Chemical-genetic approaches to identify novel compounds that sensitize melanocytes for cell death


Year:

Session type:

Hironori Ishizaki, Michaela Spitzer, Jan Wildenhain, Ian Jackson, Mike Tyers, Elizabeth Patton

University of Edinburgh, UK

Abstract

Chemical-genetic approaches to identify novel compounds that sensitize melanocytes for cell death

Metastatic melanoma is aggressive and resistant to all chemotherapy, with afflicted individuals having a median life expectancy of less than one year. Clues to why melanoma is so difficult to treat may come from the nature of the melanocyte itself. Derived from highly motile neural crest cells, melanoma has high metastatic potential, and armed with enhanced survival and anti-apoptotic capabilities, melanocytes are naturally resistant to cytotoxic agents. Understanding the ontogeny and biology of the melanocyte -their development from precursor/stem cells, their proliferation, migration, differentiation, interaction with their environment, and death - may be highly informative for new therapeutic approaches to melanoma. We study these processes using the zebrafish model system, which allows the visualization of melanocytes in live tissue as well as their progression tomelanoma.
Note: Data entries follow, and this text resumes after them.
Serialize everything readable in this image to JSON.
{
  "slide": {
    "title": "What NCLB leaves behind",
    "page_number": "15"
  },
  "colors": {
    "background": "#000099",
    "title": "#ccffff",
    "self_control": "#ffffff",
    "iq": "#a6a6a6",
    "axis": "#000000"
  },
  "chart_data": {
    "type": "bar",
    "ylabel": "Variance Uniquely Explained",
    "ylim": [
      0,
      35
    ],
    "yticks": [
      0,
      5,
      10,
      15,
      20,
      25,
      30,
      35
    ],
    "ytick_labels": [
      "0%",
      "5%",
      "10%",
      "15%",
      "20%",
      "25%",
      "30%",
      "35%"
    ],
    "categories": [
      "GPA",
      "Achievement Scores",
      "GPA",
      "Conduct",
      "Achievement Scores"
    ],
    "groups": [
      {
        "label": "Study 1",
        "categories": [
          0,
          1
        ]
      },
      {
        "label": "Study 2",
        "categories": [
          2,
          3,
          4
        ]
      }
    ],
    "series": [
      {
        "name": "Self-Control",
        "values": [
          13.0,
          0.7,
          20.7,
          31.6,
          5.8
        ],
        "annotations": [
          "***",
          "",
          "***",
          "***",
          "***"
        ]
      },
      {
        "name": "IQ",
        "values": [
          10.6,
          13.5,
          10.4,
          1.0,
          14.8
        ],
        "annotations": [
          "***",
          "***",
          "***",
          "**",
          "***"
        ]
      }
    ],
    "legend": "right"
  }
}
Well suited to high-throughput genetic and chemical screening, zebrafish are becoming widely used in the drug-discovery process for target validation, disease modelling, toxicology and target and lead compound discovery. Screening 1600 bioactive compounds has allowed us to identify a small molecule panel that alters distinct aspects of melanocyte biology in zebrafish. One novel compound, BIO1E7 appears to specifically sensitize melanocytes for cell death by a p53-independent and tyrosinase-independent pathway. Systematic genetic profiling of 6000 yeast gene deletion mutants for compound sensitivity has enabled us to identify BIO1E7 to genetically interact with the RAD5-nucleotide excision repair pathway. We are currently testing BIO1E7 activity in mammalian melanocyte and melanoma cells, and suggest that the BIO1E7 mechanism may reveal a new point of vulnerability for melanocytes.